Sir John Henry Ritblat (born 3 October 1935) is an English property developer. He is honorary president (and formerly chairman and CEO) of The British Land Company PLC, an FTSE250 London-based property company in which George Soros' G Soros Realty Investors acquired a stake in 1993.

==Early life==
Ritblat was born in 1935 in Hampstead, North London, England to a Jewish family.
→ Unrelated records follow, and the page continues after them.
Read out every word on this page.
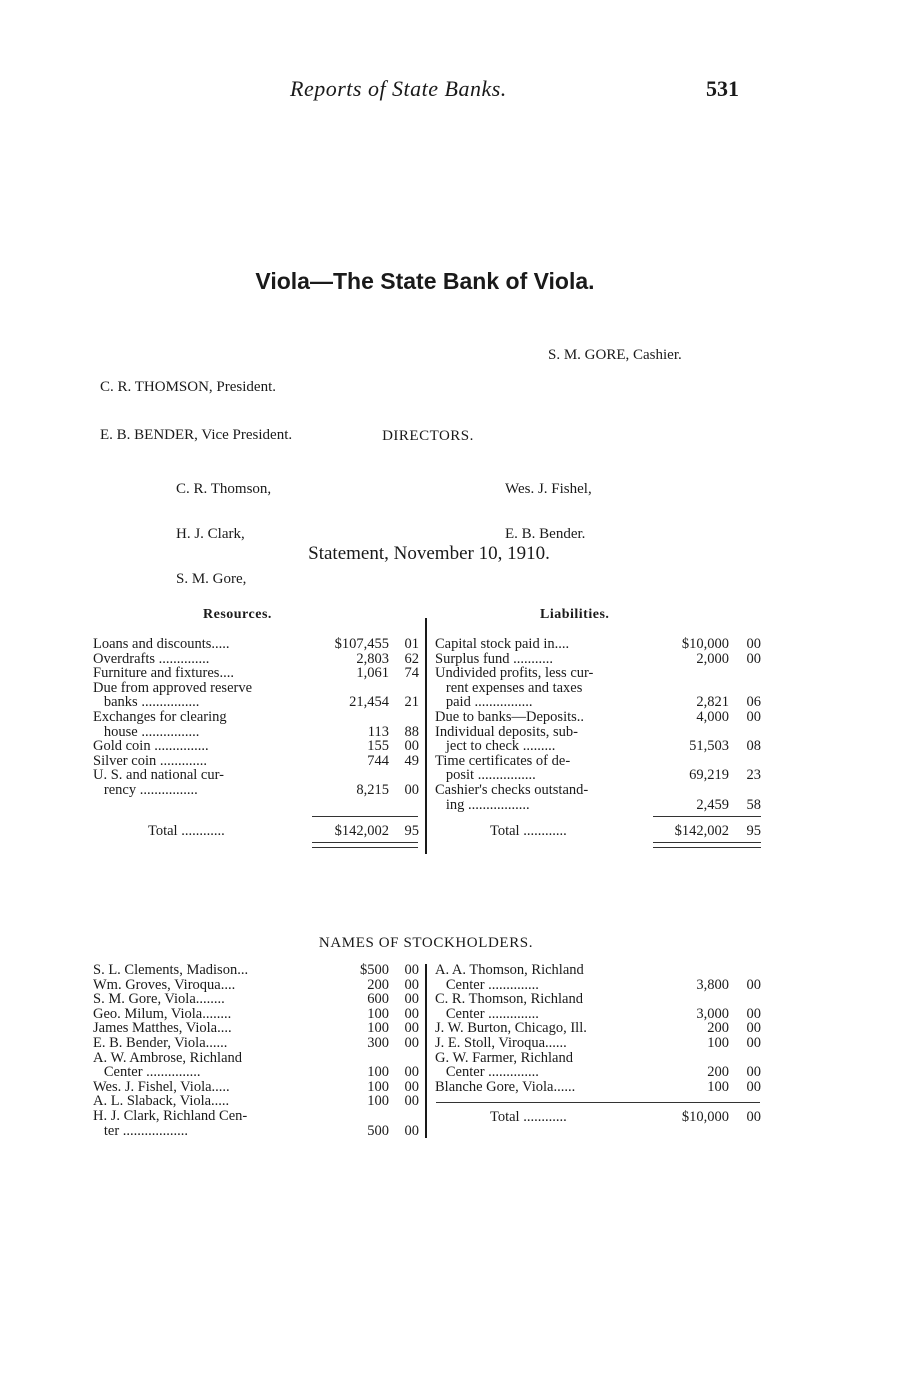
Reports of State Banks.	531
Viola—The State Bank of Viola.

C. R. THOMSON, President.

E. B. BENDER, Vice President.

S. M. GORE, Cashier.
DIRECTORS.

C. R. Thomson,

H. J. Clark,

S. M. Gore,

Wes. J. Fishel,

E. B. Bender.

Statement, November 10, 1910.
Resources.	Liabilities.
Loans and discounts.....	$107,455	01
Overdrafts ..............	2,803	62
Furniture and fixtures....	1,061	74
Due from approved reserve
banks ................	21,454	21
Exchanges for clearing
house ................	113	88
Gold coin ...............	155	00
Silver coin .............	744	49
U. S. and national cur-
rency ................	8,215	00
Capital stock paid in....	$10,000	00
Surplus fund ...........	2,000	00
Undivided profits, less cur-
rent expenses and taxes
paid ................	2,821	06
Due to banks—Deposits..	4,000	00
Individual deposits, sub-
ject to check .........	51,503	08
Time certificates of de-
posit ................	69,219	23
Cashier's checks outstand-
ing .................	2,459	58
Total ............	$142,002	95	Total ............	$142,002	95
NAMES OF STOCKHOLDERS.
S. L. Clements, Madison...	$500	00
Wm. Groves, Viroqua....	200	00
S. M. Gore, Viola........	600	00
Geo. Milum, Viola........	100	00
James Matthes, Viola....	100	00
E. B. Bender, Viola......	300	00
A. W. Ambrose, Richland
Center ...............	100	00
Wes. J. Fishel, Viola.....	100	00
A. L. Slaback, Viola.....	100	00
H. J. Clark, Richland Cen-
ter ..................	500	00
A. A. Thomson, Richland
Center ..............	3,800	00
C. R. Thomson, Richland
Center ..............	3,000	00
J. W. Burton, Chicago, Ill.	200	00
J. E. Stoll, Viroqua......	100	00
G. W. Farmer, Richland
Center ..............	200	00
Blanche Gore, Viola......	100	00
Total ............	$10,000	00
He was educated at Dulwich College, The Hall School, Hampstead and the College of Estate Management.

==Career==
He acquired British Land from Jim Slater in 1970 for £1m, and retired as chairman in 2006.

Since June 2001, Ritblat has served as the non-executive chairman of property advisory Colliers CRE. He also serves as the chairman of the advisory board of Delancey, the property and asset-backed investment firm founded in 1995 by his son Jamie Ritblat (born 1967), which owns the Alpha Plus Group of schools of which Sir John is the chairman of the board of governors.

==Political activity==
Ritblat has donated to the Conservative Party. In August 2018, Jim Fitzpatrick MP forwarded a letter to the Crown Estate that made unsubstantiated allegations about the 2010 off-market sale of the Royal Mint Court freehold to DV4, a wholly owned subsidiary of Delancey based in the British Virgin Islands and questioning the Crown Estate's relationship with the Ritblat family.

==Philanthropy==

Ritblat is Chairman of the Board of Trustees of the Wallace Collection, Chairman of the governing body of the London Business School and an Honorary Fellow, a member of the Council of The Royal Institution, Honorary President of the British Ski and Snowboard Federation, Deputy Chairman and an Honorary Fellow of the Royal Academy of Music, an Honorary Fellow of the Royal Institute of British Architects, and Vice-chairman of International Students House, London.

The John Ritblat gallery of the British Library houses some of the finest items in the library's collection for public display; it is named after him as he was a major benefactor during the building of the gallery and donated £1,000,000 towards the gallery's display cases.

==Personal life==
Ritblat has been married twice. His second wife, Jill (Zilkha née Slotover), is a philanthropist. He has two sons, Jamie Ritblat (b 1967) and Nick Ritblat, and a daughter, Suki Ritblat.